POK is entirely dependent on the federal government for its financial resources and only about 25 per cent of the budget allocated to the region goes towards initiatives for development. Government estimates suggest that PK had a 10.3 per cent unemployment rate during the 2017-2018 fiscal year. The local government and local businesses have largely not taken advantage of natural resources and human capital present in the region. Combined with subpar literacy rates (an official 78 percent literacy rate accounts for individuals with only very basic proficiency) and a dearth of available jobs, young Kashmiris in particular migrate to Pakistan’s large cities in search of low-paying jobs at hotels, restaurants, and clothing stores. Though recent economic activities in PK, particularly billions in Chinese investment, have generated hope that the region’s economic future would improve, the movement towards achieving this has been slow. For instance, the mainstay of the China-Pakistan Economic Corridor in PK, the Mirpur-Muzzafarabad-Mansehra highway, is still to be constructed despite being proposed in 2016, and the Kohala hydropower project is facing local opposition due to environmental concerns.

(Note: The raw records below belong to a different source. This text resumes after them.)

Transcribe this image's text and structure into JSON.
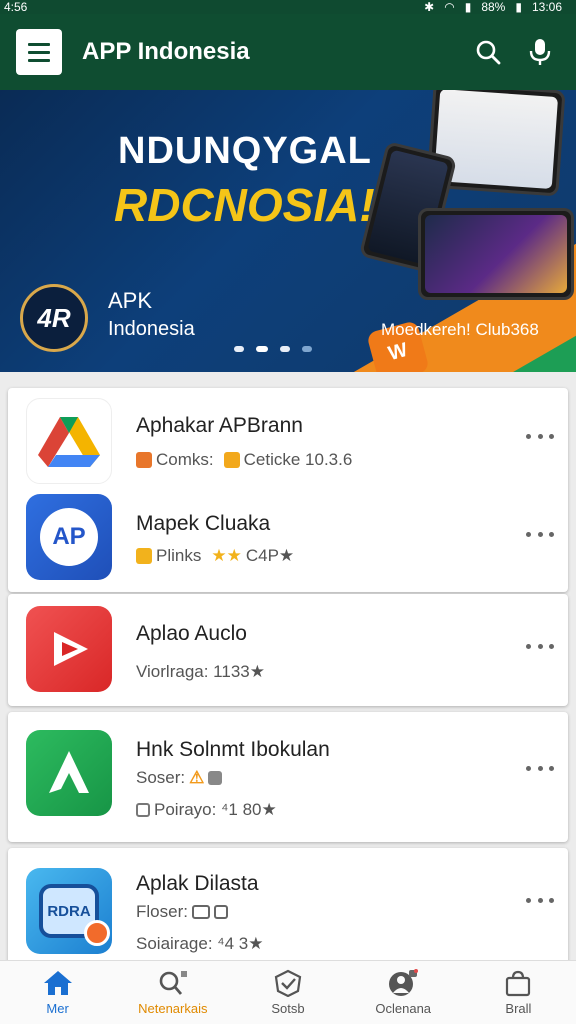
{
  "status_bar": {
    "time_left": "4:56",
    "battery": "88%",
    "time_right": "13:06"
  },
  "app_bar": {
    "title": "APP Indonesia"
  },
  "banner": {
    "headline_1": "NDUNQYGAL",
    "headline_2": "RDCNOSIA!",
    "logo_text": "4R",
    "brand_line_1": "APK",
    "brand_line_2": "Indonesia",
    "tagline": "Moedkereh! Club368",
    "badge_text": "W"
  },
  "apps": [
    {
      "name": "Aphakar APBrann",
      "meta_1": "Comks:",
      "meta_2": "Cetickе 10.3.6",
      "icon": "google-drive-style-icon",
      "icon_text": ""
    },
    {
      "name": "Mapek Cluaka",
      "meta_1": "Plinks",
      "meta_2": "C4P★",
      "icon": "ap-circle-icon",
      "icon_text": "AP"
    },
    {
      "name": "Aplao Auclo",
      "meta_1": "Viorlraga: 1133★",
      "meta_2": "",
      "icon": "play-video-icon",
      "icon_text": ""
    },
    {
      "name": "Hnk Solnmt Ibokulan",
      "meta_1": "Soser:",
      "meta_2": "Poirayo: ⁴1 80★",
      "icon": "android-a-icon",
      "icon_text": ""
    },
    {
      "name": "Aplak Dilasta",
      "meta_1": "Floser:",
      "meta_2": "Soiairage: ⁴4 3★",
      "icon": "rdra-badge-icon",
      "icon_text": "RDRA"
    }
  ],
  "bottom_nav": [
    {
      "label": "Mer",
      "icon": "home-icon"
    },
    {
      "label": "Netenarkais",
      "icon": "search-icon"
    },
    {
      "label": "Sotsb",
      "icon": "shield-check-icon"
    },
    {
      "label": "Oclenana",
      "icon": "profile-icon"
    },
    {
      "label": "Brall",
      "icon": "bag-icon"
    }
  ],
  "colors": {
    "appbar": "#0f4d31",
    "accent_yellow": "#f5c518",
    "accent_orange": "#f08a1c",
    "accent_green": "#1d9e55",
    "active_nav": "#1a6fd1"
  }
}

Rather people of AJK and Gilgit Biltistan are complaining that under the pretext of development CPEC is an attempt to handover POK and Gilgit Biltistan to China and many time protests took place in POK and Gilgit Biltistan. But Pakistan hardy pay any need towards the voices raised by citizens of these territories. Civilians living in PK also suffer from poor governance, an absence of political legitimacy, and disenfranchisement. Government action in PK has principally surrounded its ambiguous legal status: the federal government has disproportionately focused on securing its political hold over the region, neglecting actual governance in the process. The condition of Roads/Education sector/Health sector and lack of rest other facilities is worst. POK has not been yet connected with Railway and big Civilian Airport is still a dream.